Case Study: Support and therapeutic care for people affected by dementia

The following case study (from Rachel Thompson, Admiral Nurse) provides an example of how Admiral Nursing intervention provided support and therapeutic care for a family affected by dementia.

Mr and Mrs Clifton had been married for 54 years and were living independently at home. Mr Clifton had a diagnosis of dementia and was being cared for his wife but recently Mrs Clifton had been experiencing hallucinations and showing signs of cognitive changes. Risks had been highlighted for the couple due to self-neglect, reluctance to accept support and recent conflicts in their relationship. Their two daughters, who visited 2–3 times a week, were concerned and anxious about the recent deterioration in both parents and their ability to continue living independently.

This case presented a number of challenges including facilitating accurate assessment of Mr and Mrs Clifton, helping the family understand symptoms, diagnosis, treatment options and enabling optimal emotional support and care for the whole family. Following a few visits and development of a therapeutic relationship of trust, biopsychosocial assessments of individual needs were carried out by the Admiral Nurse for Mrs Clifton, both as caregiver for her husband and someone with possible dementia, for Mr Clifton whose cognitive abilities as a result of his advancing dementia and physical health had deteriorated, plus an assessment of their daughter’s needs.
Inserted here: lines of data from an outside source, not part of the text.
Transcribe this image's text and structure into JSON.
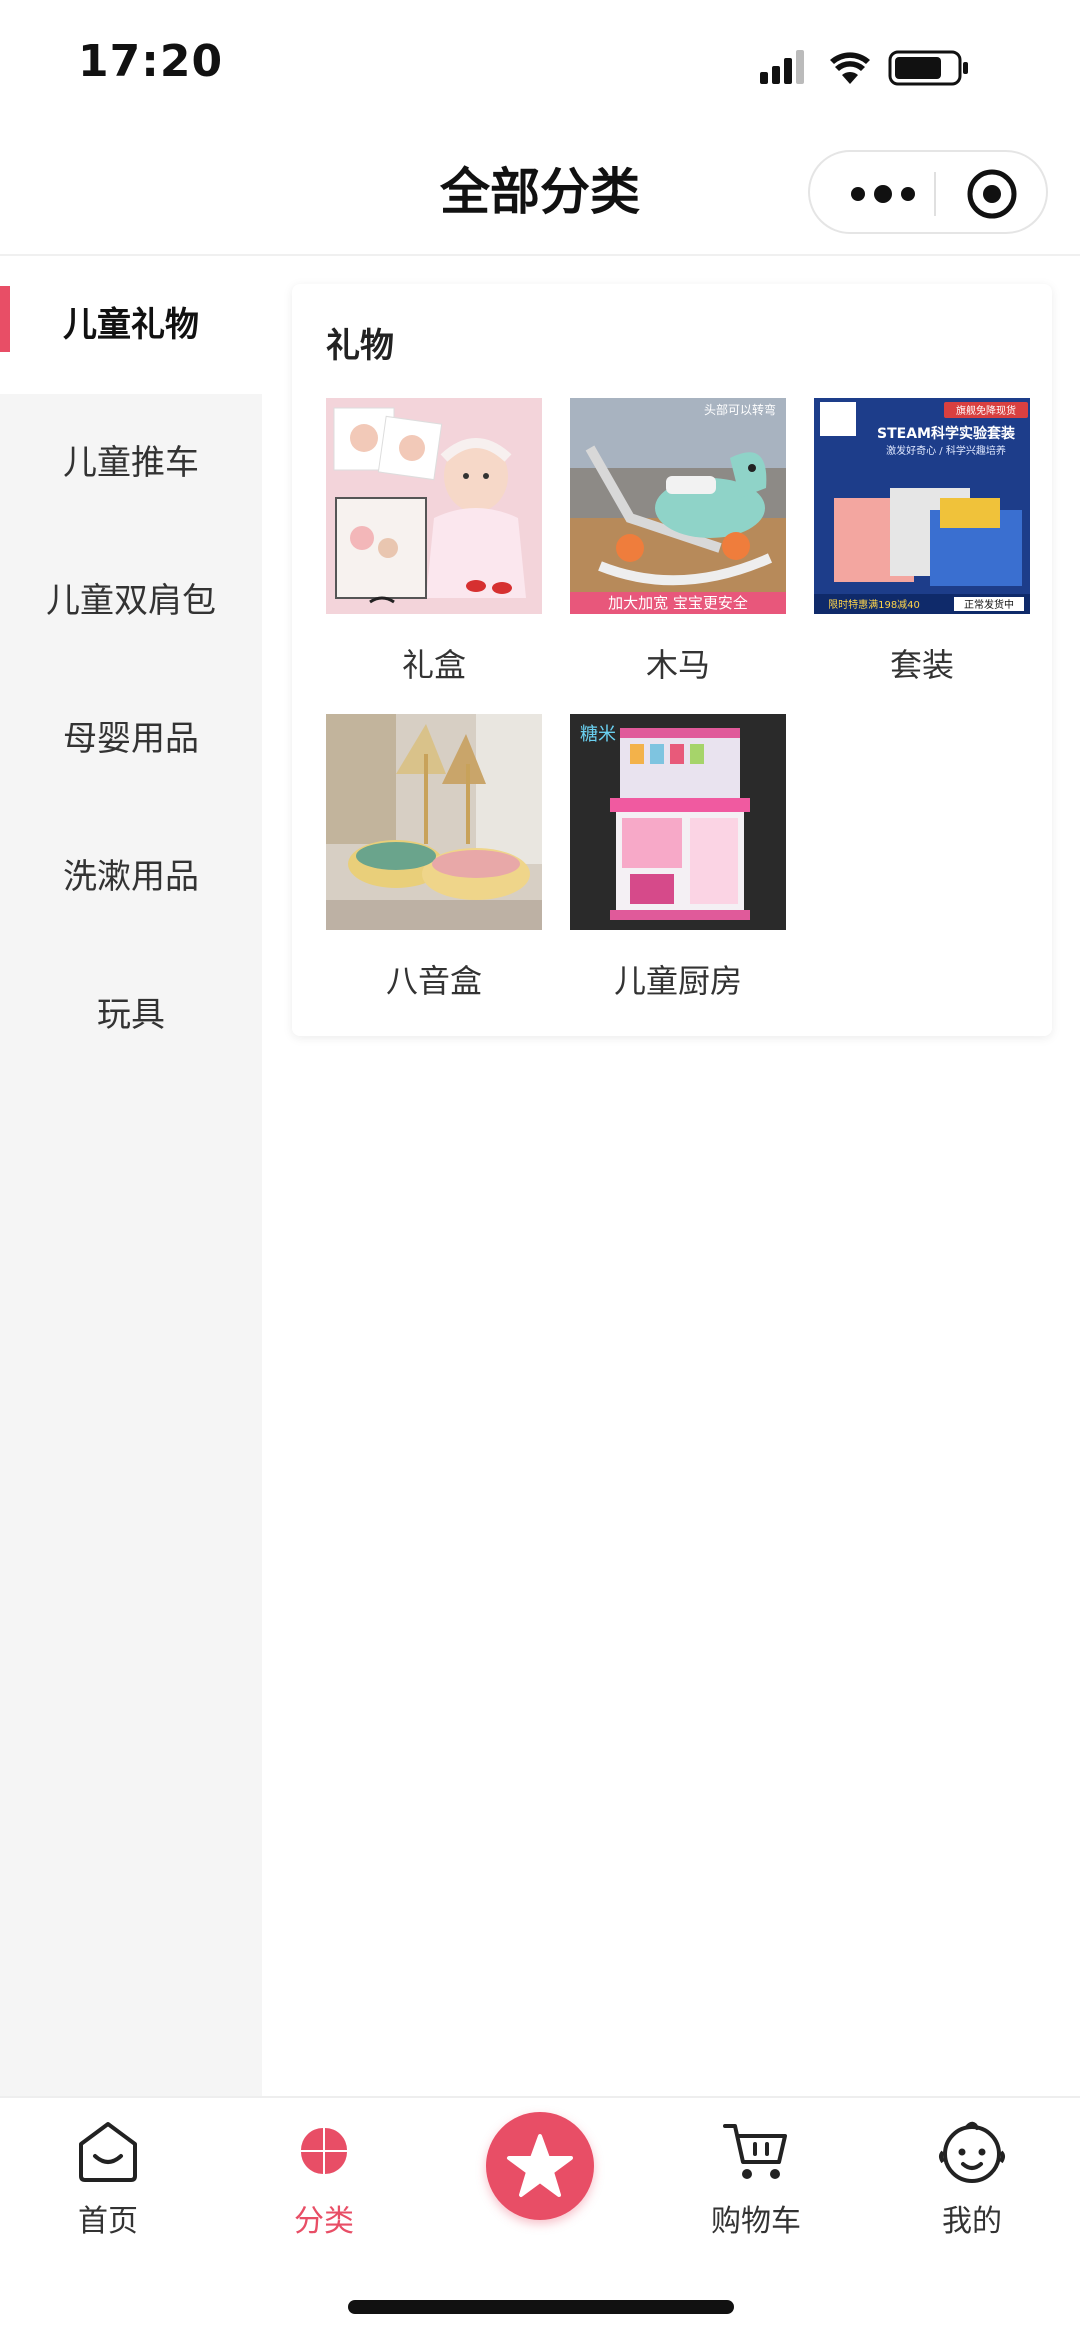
{
  "status_bar": {
    "time": "17:20"
  },
  "nav": {
    "title": "全部分类"
  },
  "sidebar": {
    "items": [
      {
        "label": "儿童礼物"
      },
      {
        "label": "儿童推车"
      },
      {
        "label": "儿童双肩包"
      },
      {
        "label": "母婴用品"
      },
      {
        "label": "洗漱用品"
      },
      {
        "label": "玩具"
      }
    ]
  },
  "content": {
    "section_title": "礼物",
    "products": [
      {
        "label": "礼盒",
        "image": "gift-box-photo"
      },
      {
        "label": "木马",
        "image": "rocking-horse-photo",
        "banner": "加大加宽  宝宝更安全",
        "tag": "头部可以转弯"
      },
      {
        "label": "套装",
        "image": "steam-kit-photo",
        "banner_top": "STEAM科学实验套装",
        "sub": "激发好奇心 / 科学兴趣培养",
        "corner": "旗舰免降现货",
        "bottom": "限时特惠满198减40",
        "ship": "正常发货中"
      },
      {
        "label": "八音盒",
        "image": "music-box-photo"
      },
      {
        "label": "儿童厨房",
        "image": "kids-kitchen-photo"
      }
    ]
  },
  "tabbar": {
    "items": [
      {
        "label": "首页",
        "icon": "home-icon"
      },
      {
        "label": "分类",
        "icon": "category-icon",
        "active": true
      },
      {
        "label": "",
        "icon": "star-icon"
      },
      {
        "label": "购物车",
        "icon": "cart-icon"
      },
      {
        "label": "我的",
        "icon": "baby-face-icon"
      }
    ]
  },
  "colors": {
    "accent": "#e84e66",
    "sidebar_bg": "#f5f5f5"
  }
}
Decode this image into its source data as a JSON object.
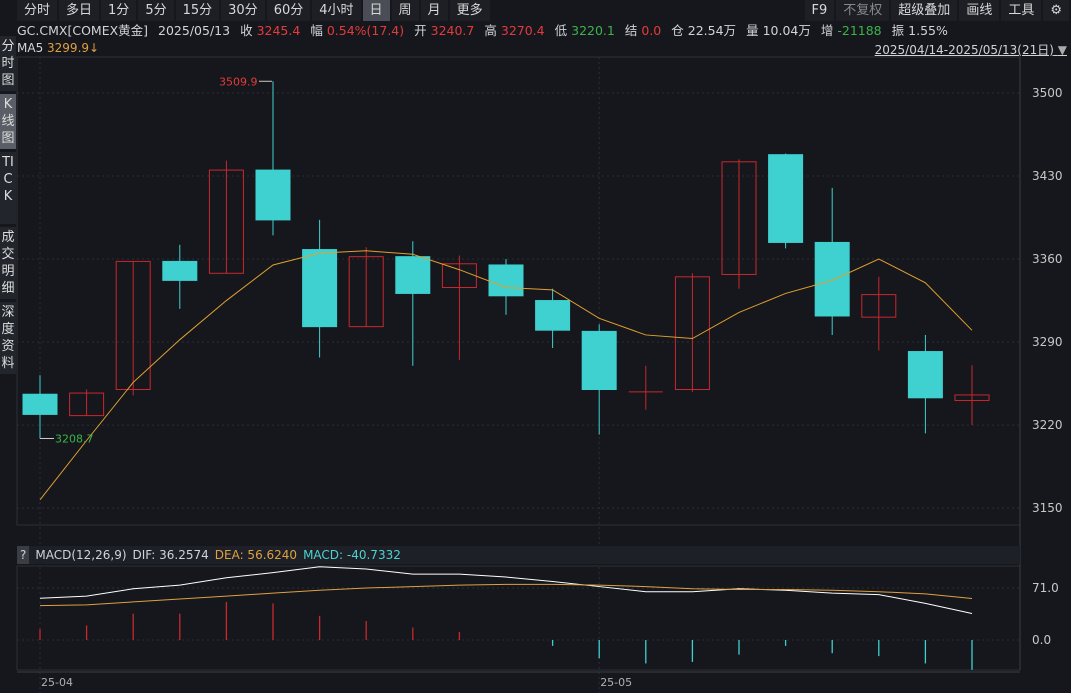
{
  "toolbar": {
    "periods": [
      "分时",
      "多日",
      "1分",
      "5分",
      "15分",
      "30分",
      "60分",
      "4小时",
      "日",
      "周",
      "月",
      "更多"
    ],
    "active": "日",
    "right": [
      "F9",
      "不复权",
      "超级叠加",
      "画线",
      "工具"
    ]
  },
  "info": {
    "symbol": "GC.CMX[COMEX黄金]",
    "date": "2025/05/13",
    "close_label": "收",
    "close": "3245.4",
    "chg_label": "幅",
    "chg": "0.54%(17.4)",
    "open_label": "开",
    "open": "3240.7",
    "high_label": "高",
    "high": "3270.4",
    "low_label": "低",
    "low": "3220.1",
    "settle_label": "结",
    "settle": "0.0",
    "oi_label": "仓",
    "oi": "22.54万",
    "vol_label": "量",
    "vol": "10.04万",
    "inc_label": "增",
    "inc": "-21188",
    "amp_label": "振",
    "amp": "1.55%"
  },
  "ma": {
    "label": "MA5",
    "value": "3299.9↓"
  },
  "range": "2025/04/14-2025/05/13(21日)",
  "sidebar": [
    "分时图",
    "K线图",
    "TICK",
    "成交明细",
    "深度资料"
  ],
  "sidebar_active": "K线图",
  "macd": {
    "help": "?",
    "title": "MACD(12,26,9)",
    "dif": "DIF: 36.2574",
    "dea": "DEA: 56.6240",
    "macd": "MACD: -40.7332"
  },
  "colors": {
    "up": "#c8282e",
    "down": "#3fd0d0",
    "ma5": "#e0a030",
    "dif": "#ffffff",
    "dea": "#e0a040"
  },
  "chart_data": {
    "type": "candlestick",
    "price_ticks": [
      3500,
      3430,
      3360,
      3290,
      3220,
      3150
    ],
    "ylim": [
      3146,
      3545
    ],
    "date_labels": [
      {
        "index": 0,
        "label": "25-04"
      },
      {
        "index": 12,
        "label": "25-05"
      }
    ],
    "annotations": {
      "max": "3509.9",
      "min": "3208.7"
    },
    "ohlc": [
      [
        3246,
        3262,
        3208.7,
        3229
      ],
      [
        3228,
        3250,
        3228,
        3247
      ],
      [
        3250,
        3358,
        3245,
        3358
      ],
      [
        3358,
        3372,
        3318,
        3342
      ],
      [
        3348,
        3443,
        3348,
        3435
      ],
      [
        3435,
        3509.9,
        3380,
        3393
      ],
      [
        3368,
        3393,
        3277,
        3303
      ],
      [
        3303,
        3370,
        3303,
        3362
      ],
      [
        3362,
        3375,
        3270,
        3331
      ],
      [
        3336,
        3363,
        3275,
        3356
      ],
      [
        3355,
        3360,
        3313,
        3329
      ],
      [
        3325,
        3335,
        3285,
        3300
      ],
      [
        3299,
        3305,
        3212,
        3250
      ],
      [
        3248,
        3270,
        3233,
        3248
      ],
      [
        3250,
        3348,
        3248,
        3345
      ],
      [
        3347,
        3444,
        3335,
        3442
      ],
      [
        3448,
        3449,
        3369,
        3374
      ],
      [
        3374,
        3420,
        3296,
        3312
      ],
      [
        3311,
        3345,
        3283,
        3330
      ],
      [
        3282,
        3296,
        3213,
        3243
      ],
      [
        3240.7,
        3270.4,
        3220.1,
        3245.4
      ]
    ],
    "ma5": [
      3157,
      3207,
      3256,
      3292,
      3325,
      3355,
      3365,
      3367,
      3364,
      3351,
      3336,
      3334,
      3310,
      3296,
      3293,
      3315,
      3331,
      3342,
      3360,
      3340,
      3299.9
    ],
    "macd_ticks": [
      71.0,
      0.0
    ],
    "dif": [
      57,
      60,
      70,
      75,
      85,
      92,
      100,
      97,
      90,
      90,
      86,
      80,
      73,
      66,
      66,
      70,
      68,
      64,
      62,
      50,
      36.26
    ],
    "dea": [
      47,
      48,
      52,
      56,
      60,
      64,
      68,
      71,
      73,
      75,
      76,
      76,
      75,
      73,
      70,
      69,
      69,
      68,
      66,
      63,
      56.62
    ],
    "hist": [
      15,
      20,
      36,
      36,
      52,
      50,
      33,
      26,
      17,
      11,
      0,
      -8,
      -25,
      -32,
      -30,
      -20,
      -8,
      -18,
      -22,
      -32,
      -40.73
    ]
  }
}
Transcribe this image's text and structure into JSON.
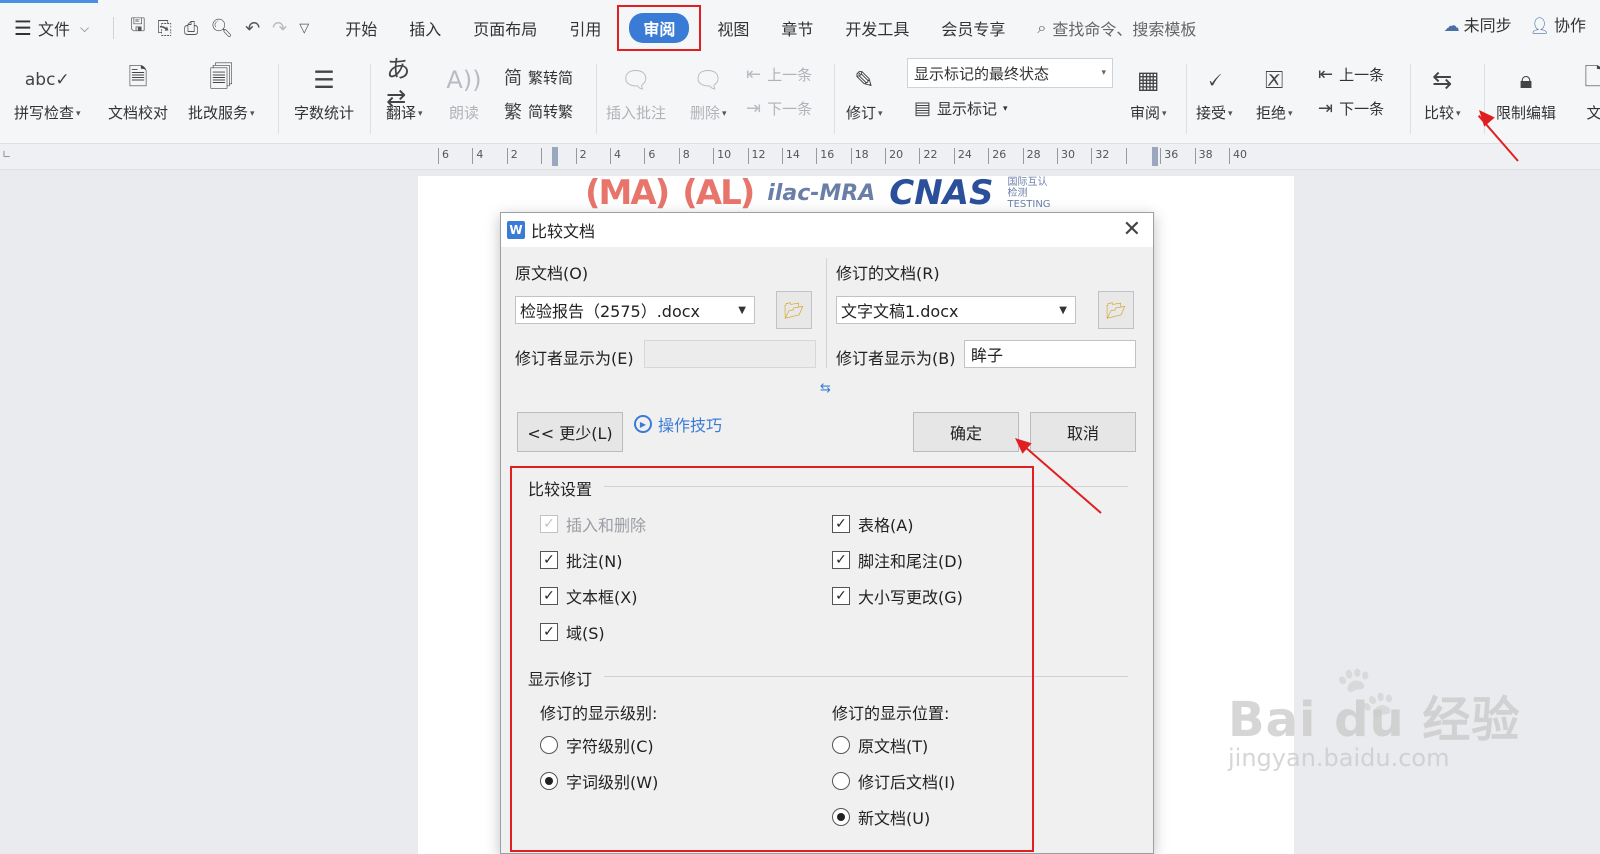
{
  "menubar": {
    "file_label": "文件",
    "tabs": [
      "开始",
      "插入",
      "页面布局",
      "引用",
      "审阅",
      "视图",
      "章节",
      "开发工具",
      "会员专享"
    ],
    "active_tab": "审阅",
    "search_text": "查找命令、搜索模板",
    "sync_label": "未同步",
    "collab_label": "协作"
  },
  "ribbon": {
    "spell_check": "拼写检查",
    "doc_proof": "文档校对",
    "correction_service": "批改服务",
    "word_count": "字数统计",
    "translate": "翻译",
    "read_aloud": "朗读",
    "trad_to_simp": "繁转简",
    "simp_to_trad": "简转繁",
    "insert_comment": "插入批注",
    "delete": "删除",
    "prev_comment": "上一条",
    "next_comment": "下一条",
    "track_changes": "修订",
    "markup_state": "显示标记的最终状态",
    "show_markup": "显示标记",
    "review": "审阅",
    "accept": "接受",
    "reject": "拒绝",
    "prev_change": "上一条",
    "next_change": "下一条",
    "compare": "比较",
    "restrict_edit": "限制编辑",
    "doc_more": "文"
  },
  "ruler": {
    "ticks": [
      "6",
      "4",
      "2",
      "",
      "2",
      "4",
      "6",
      "8",
      "10",
      "12",
      "14",
      "16",
      "18",
      "20",
      "22",
      "24",
      "26",
      "28",
      "30",
      "32",
      "",
      "36",
      "38",
      "40"
    ]
  },
  "document": {
    "logo_ma": "(MA)",
    "logo_cal": "(AL)",
    "logo_ilac": "ilac-MRA",
    "logo_cnas": "CNAS",
    "logo_small1": "国际互认",
    "logo_small2": "检测",
    "logo_small3": "TESTING"
  },
  "dialog": {
    "title": "比较文档",
    "original_label": "原文档(O)",
    "original_value": "检验报告（2575）.docx",
    "revised_label": "修订的文档(R)",
    "revised_value": "文字文稿1.docx",
    "orig_author_label": "修订者显示为(E)",
    "orig_author_value": "",
    "rev_author_label": "修订者显示为(B)",
    "rev_author_value": "眸子",
    "less_button": "<< 更少(L)",
    "tips_link": "操作技巧",
    "ok_button": "确定",
    "cancel_button": "取消",
    "compare_settings_title": "比较设置",
    "checkboxes": [
      {
        "label": "插入和删除",
        "checked": true,
        "disabled": true
      },
      {
        "label": "表格(A)",
        "checked": true,
        "disabled": false
      },
      {
        "label": "批注(N)",
        "checked": true,
        "disabled": false
      },
      {
        "label": "脚注和尾注(D)",
        "checked": true,
        "disabled": false
      },
      {
        "label": "文本框(X)",
        "checked": true,
        "disabled": false
      },
      {
        "label": "大小写更改(G)",
        "checked": true,
        "disabled": false
      },
      {
        "label": "域(S)",
        "checked": true,
        "disabled": false
      }
    ],
    "show_changes_title": "显示修订",
    "level_label": "修订的显示级别:",
    "level_options": [
      {
        "label": "字符级别(C)",
        "selected": false
      },
      {
        "label": "字词级别(W)",
        "selected": true
      }
    ],
    "position_label": "修订的显示位置:",
    "position_options": [
      {
        "label": "原文档(T)",
        "selected": false
      },
      {
        "label": "修订后文档(I)",
        "selected": false
      },
      {
        "label": "新文档(U)",
        "selected": true
      }
    ]
  },
  "watermark": {
    "brand": "Bai du 经验",
    "url": "jingyan.baidu.com"
  },
  "colors": {
    "accent": "#3a7bd5",
    "highlight": "#e02020"
  }
}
The complexity of the Admiral Nurses work can be seen in this family in the need to address multiple needs. For Mrs Clifton the Admiral Nurse facilitated a cognitive assessment via the memory assessment service, which resulted in diagnosis of Lewy Body dementia. Encouragement to accept cognitive stimulation therapy plus commencement on Reminyl reduced the distress of hallucinations and improved her mood. For Mr Clifton, the Admiral Nurse facilitated liaison with the GP to improve treatment for his untreated diabetes and heart failure. They also assisted in linking with social services and home care was gradually introduced to provide personal care.  This also provided some respite for Mrs Clifton in caring for her husband. Educational interventions, emotional support and advice re coping strategies were also offered to the couples daughters who were supporting both parents.

Case-work coordination by the Admiral Nurse helped to reduce risk, alleviate anxieties for the daughters, enhanced coping strategies and communication both within the family and between services and ultimately delayed the need for a move into a care home.